Map showing Iran connected to Lebanon Gaza Iraq and Yemen representing Iran proxy network

Iran Built a Network of Proxies Across the Middle East. Why Are They Holding Back Now?

Iran’s regional network of allied armed groups was built over four decades to project power without direct confrontation but the current crisis is testing that architecture in ways its architects may not have anticipated


“Iran’s proxy network was designed to raise the cost of confrontation without triggering full-scale war — and in the current crisis it appears to be performing exactly that function.”

The Architecture of Indirect Power

One of the defining strategic innovations of the Islamic Republic of Iran has been the development, over four decades, of a network of allied non-state armed groups across the Middle East — groups that expand Iranian influence, deter adversaries, and project power well beyond Iran’s borders without requiring Iran to commit its own conventional military forces to direct conflict. This network — known in Iranian strategic discourse as the ‘Axis of Resistance’ — has been the primary instrument of Iranian regional strategy since the 1980s, when the Quds Force of the IRGC began its systematic investment in armed groups in Lebanon, Palestine, Iraq, Yemen, and Syria.
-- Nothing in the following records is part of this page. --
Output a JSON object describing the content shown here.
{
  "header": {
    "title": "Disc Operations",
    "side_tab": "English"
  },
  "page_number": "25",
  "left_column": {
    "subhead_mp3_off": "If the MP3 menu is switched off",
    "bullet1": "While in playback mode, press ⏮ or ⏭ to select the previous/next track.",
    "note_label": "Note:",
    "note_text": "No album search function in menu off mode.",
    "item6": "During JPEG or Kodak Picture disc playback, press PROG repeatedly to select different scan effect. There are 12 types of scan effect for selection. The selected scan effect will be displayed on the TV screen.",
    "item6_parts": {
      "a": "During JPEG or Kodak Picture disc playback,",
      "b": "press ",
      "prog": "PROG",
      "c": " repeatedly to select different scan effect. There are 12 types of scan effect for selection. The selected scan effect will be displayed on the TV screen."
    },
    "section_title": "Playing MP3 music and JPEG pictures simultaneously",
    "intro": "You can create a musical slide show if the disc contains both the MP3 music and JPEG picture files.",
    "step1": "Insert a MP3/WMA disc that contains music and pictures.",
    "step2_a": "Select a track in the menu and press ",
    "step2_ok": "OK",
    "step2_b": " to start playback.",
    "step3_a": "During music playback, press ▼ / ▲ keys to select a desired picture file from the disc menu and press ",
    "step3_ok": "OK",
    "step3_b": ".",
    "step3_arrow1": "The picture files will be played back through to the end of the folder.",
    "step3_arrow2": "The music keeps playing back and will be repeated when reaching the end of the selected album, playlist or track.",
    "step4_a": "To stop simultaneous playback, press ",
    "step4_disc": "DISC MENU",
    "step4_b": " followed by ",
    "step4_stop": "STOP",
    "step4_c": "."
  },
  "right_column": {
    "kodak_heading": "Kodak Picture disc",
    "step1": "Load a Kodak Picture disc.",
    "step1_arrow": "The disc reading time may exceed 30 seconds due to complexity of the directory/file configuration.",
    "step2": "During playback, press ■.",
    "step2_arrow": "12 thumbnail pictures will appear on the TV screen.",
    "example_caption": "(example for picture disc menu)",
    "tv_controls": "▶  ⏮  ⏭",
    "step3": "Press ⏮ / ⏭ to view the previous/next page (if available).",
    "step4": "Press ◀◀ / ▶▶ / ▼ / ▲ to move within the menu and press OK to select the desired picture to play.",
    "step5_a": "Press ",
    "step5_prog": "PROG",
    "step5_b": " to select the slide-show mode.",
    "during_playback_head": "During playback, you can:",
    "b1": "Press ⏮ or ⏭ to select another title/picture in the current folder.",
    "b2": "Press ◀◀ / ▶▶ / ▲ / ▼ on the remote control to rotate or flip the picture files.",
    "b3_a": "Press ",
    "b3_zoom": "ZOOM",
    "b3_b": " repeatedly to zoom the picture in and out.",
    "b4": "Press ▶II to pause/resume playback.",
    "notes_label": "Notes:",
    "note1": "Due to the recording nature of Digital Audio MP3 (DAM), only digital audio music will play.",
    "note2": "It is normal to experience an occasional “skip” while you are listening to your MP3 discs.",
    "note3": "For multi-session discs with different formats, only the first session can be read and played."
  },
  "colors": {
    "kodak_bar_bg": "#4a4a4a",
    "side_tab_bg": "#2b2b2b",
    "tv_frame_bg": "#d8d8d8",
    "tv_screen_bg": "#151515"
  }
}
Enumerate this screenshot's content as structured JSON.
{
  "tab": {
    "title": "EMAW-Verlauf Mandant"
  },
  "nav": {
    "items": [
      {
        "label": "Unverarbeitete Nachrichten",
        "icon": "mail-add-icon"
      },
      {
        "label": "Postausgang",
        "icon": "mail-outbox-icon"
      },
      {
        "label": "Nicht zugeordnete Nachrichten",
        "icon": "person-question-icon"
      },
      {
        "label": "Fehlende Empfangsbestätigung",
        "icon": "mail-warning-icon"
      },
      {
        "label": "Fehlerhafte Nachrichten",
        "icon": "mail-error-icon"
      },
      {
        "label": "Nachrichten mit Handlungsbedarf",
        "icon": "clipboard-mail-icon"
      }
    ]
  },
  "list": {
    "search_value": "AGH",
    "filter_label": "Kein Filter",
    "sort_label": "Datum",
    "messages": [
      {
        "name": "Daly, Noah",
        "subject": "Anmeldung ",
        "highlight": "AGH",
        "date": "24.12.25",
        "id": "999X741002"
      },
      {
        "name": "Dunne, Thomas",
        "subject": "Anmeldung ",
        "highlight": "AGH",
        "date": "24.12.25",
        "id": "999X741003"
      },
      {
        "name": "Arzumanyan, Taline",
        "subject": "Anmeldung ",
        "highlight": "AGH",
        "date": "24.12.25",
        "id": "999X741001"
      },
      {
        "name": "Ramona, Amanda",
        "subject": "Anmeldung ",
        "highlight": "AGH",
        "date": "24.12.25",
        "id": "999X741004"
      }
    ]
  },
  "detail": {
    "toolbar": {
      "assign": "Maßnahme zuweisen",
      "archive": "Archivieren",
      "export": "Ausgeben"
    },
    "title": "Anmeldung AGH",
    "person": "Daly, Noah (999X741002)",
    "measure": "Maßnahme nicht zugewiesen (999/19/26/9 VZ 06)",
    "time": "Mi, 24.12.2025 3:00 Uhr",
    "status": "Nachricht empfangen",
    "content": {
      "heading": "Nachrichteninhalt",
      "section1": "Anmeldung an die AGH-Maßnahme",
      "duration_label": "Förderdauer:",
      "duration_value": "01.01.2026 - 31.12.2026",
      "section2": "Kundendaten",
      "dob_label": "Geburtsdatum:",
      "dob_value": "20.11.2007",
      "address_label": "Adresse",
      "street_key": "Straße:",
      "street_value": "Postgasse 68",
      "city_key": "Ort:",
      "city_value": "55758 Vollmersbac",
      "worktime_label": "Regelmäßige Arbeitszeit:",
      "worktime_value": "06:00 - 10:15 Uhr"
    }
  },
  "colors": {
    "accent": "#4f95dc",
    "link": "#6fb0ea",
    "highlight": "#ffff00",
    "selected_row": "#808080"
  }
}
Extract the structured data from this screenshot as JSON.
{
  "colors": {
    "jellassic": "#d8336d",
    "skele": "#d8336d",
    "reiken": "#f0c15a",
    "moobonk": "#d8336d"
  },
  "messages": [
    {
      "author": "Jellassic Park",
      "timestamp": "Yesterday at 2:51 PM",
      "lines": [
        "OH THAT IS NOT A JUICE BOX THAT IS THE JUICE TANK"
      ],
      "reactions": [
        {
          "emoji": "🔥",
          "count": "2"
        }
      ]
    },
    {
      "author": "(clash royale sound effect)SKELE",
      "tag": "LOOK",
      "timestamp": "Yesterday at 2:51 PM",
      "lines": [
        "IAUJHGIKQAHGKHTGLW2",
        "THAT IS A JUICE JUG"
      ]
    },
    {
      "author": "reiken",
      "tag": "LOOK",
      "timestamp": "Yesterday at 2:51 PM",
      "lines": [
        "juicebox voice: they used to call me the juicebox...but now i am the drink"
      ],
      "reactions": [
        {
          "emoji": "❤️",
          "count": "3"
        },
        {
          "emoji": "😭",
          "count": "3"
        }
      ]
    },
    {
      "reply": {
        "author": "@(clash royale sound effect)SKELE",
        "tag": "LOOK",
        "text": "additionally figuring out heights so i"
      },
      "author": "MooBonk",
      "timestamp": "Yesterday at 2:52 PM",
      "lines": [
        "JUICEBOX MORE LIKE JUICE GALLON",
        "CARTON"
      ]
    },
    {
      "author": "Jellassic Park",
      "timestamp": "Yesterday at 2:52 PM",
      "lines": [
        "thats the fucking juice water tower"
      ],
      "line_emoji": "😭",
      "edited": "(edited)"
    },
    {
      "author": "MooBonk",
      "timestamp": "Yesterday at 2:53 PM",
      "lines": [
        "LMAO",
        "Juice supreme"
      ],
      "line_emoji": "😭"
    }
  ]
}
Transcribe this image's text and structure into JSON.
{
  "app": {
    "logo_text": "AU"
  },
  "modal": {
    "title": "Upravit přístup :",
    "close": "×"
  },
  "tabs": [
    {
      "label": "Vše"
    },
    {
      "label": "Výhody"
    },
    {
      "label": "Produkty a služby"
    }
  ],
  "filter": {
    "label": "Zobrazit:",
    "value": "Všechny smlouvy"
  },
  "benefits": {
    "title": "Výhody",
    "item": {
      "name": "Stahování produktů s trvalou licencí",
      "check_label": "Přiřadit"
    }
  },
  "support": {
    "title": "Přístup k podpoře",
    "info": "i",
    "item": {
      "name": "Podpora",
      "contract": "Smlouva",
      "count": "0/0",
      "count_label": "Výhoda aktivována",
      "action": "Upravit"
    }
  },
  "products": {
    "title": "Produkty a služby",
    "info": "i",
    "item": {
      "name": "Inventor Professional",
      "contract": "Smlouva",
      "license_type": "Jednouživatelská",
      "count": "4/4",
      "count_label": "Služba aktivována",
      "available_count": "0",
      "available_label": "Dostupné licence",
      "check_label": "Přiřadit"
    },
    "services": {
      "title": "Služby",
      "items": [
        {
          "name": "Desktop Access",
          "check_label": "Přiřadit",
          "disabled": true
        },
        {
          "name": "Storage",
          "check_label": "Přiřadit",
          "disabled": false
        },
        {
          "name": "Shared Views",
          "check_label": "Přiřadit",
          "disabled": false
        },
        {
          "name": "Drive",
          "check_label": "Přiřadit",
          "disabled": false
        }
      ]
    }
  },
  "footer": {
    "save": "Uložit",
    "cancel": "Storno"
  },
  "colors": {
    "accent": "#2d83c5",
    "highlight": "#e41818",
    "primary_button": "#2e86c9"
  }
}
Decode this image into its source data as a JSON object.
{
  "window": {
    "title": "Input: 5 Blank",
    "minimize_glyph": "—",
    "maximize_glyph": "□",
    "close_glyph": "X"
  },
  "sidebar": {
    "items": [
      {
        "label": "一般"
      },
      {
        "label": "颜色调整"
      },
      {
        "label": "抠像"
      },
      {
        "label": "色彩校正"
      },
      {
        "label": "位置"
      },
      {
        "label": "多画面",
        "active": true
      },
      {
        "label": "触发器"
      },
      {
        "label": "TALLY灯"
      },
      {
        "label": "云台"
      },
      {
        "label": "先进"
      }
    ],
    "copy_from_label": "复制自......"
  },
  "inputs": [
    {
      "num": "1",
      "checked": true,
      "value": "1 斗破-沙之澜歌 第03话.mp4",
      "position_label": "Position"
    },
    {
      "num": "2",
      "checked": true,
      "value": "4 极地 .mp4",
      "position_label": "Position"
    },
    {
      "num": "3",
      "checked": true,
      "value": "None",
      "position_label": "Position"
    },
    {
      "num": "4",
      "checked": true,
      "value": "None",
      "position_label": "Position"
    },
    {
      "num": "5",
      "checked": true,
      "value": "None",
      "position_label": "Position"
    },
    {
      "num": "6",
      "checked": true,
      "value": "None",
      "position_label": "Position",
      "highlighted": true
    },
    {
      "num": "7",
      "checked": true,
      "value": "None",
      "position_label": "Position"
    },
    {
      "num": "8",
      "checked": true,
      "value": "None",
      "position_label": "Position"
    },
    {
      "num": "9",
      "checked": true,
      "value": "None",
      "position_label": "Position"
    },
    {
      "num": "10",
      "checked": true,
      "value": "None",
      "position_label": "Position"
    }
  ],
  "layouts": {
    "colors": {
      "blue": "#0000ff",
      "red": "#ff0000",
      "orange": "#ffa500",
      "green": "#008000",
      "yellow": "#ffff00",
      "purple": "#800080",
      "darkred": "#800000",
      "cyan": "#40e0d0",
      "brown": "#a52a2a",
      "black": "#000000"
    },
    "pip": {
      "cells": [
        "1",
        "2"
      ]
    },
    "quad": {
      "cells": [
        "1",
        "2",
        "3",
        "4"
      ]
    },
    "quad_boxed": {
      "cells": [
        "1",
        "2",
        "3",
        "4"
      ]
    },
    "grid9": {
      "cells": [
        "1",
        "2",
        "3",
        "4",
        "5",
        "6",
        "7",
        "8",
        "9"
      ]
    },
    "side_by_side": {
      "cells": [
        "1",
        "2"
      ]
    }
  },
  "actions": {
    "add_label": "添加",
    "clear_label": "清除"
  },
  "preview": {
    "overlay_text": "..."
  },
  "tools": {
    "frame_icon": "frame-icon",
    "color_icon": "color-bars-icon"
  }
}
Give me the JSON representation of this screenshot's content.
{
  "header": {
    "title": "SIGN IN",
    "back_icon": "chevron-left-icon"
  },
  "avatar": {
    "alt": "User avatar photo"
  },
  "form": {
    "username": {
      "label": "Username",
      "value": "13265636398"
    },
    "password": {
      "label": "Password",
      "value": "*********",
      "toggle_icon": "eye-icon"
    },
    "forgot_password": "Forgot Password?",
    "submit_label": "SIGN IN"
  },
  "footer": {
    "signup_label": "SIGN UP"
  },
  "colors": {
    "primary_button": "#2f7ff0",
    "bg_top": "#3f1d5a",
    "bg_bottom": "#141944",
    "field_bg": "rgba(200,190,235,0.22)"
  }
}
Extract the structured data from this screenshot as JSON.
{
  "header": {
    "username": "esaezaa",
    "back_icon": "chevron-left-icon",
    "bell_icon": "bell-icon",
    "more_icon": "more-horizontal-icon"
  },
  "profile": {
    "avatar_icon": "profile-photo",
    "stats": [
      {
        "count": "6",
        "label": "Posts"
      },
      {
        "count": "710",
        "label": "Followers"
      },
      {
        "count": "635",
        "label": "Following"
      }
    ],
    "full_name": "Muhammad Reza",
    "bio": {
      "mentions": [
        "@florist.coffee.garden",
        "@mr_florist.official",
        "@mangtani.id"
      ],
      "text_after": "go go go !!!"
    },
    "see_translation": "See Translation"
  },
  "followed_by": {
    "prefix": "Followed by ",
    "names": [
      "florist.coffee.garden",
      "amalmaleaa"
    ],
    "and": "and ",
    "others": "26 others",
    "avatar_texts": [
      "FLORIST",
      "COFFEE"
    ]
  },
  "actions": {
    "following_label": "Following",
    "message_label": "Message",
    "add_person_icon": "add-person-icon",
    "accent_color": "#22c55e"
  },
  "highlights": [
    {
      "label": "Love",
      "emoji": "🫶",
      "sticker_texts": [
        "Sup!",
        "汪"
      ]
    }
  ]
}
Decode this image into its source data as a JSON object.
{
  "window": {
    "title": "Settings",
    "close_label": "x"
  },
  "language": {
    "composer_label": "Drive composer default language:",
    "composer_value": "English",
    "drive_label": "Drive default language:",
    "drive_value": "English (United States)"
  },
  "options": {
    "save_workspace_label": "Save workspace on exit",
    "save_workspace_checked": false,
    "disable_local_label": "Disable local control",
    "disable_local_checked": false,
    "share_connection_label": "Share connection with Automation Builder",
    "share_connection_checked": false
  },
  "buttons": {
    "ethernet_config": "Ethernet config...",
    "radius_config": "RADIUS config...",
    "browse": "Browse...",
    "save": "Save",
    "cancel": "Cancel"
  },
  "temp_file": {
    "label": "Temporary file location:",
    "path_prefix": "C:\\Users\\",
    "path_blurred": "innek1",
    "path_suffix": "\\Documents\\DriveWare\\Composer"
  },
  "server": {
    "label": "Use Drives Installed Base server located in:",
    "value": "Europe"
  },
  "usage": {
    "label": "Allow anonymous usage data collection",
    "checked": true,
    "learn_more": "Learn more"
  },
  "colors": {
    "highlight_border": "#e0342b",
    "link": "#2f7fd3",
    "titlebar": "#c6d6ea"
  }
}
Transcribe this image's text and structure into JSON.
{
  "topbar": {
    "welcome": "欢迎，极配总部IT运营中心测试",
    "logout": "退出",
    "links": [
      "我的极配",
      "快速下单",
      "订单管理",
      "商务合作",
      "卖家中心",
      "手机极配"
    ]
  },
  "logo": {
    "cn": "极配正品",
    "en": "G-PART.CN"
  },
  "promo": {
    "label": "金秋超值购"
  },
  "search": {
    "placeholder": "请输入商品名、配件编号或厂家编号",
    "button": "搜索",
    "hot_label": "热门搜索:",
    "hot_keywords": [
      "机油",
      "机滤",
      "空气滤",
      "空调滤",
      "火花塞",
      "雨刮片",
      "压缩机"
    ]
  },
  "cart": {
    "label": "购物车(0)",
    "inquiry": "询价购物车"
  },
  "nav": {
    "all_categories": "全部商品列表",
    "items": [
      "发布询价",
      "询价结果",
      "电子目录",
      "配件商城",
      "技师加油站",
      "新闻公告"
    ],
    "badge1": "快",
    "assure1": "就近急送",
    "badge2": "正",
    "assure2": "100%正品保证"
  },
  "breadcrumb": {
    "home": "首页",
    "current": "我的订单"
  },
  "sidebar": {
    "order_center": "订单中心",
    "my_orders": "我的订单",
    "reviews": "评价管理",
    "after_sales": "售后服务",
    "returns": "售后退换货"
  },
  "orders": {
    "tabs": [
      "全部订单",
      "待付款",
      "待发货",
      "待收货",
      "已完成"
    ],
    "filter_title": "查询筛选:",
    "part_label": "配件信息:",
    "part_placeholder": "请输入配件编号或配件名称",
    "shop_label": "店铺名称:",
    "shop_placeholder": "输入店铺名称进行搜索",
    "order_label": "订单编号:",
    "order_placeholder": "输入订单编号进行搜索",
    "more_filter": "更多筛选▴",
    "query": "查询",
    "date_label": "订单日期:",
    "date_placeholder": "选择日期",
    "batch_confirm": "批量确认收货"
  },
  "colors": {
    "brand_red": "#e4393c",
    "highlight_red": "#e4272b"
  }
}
The architecture of this network has several consistent features. Iran provides funding, weapons, training, intelligence, and doctrinal guidance to its affiliated groups while maintaining a degree of strategic ambiguity about the precise nature of those relationships. The groups maintain their own leadership, their own political identities, their own domestic constituencies, and — critically — their own decision-making autonomy on tactical matters, which allows Iran to benefit from their actions while maintaining plausible deniability about direct direction.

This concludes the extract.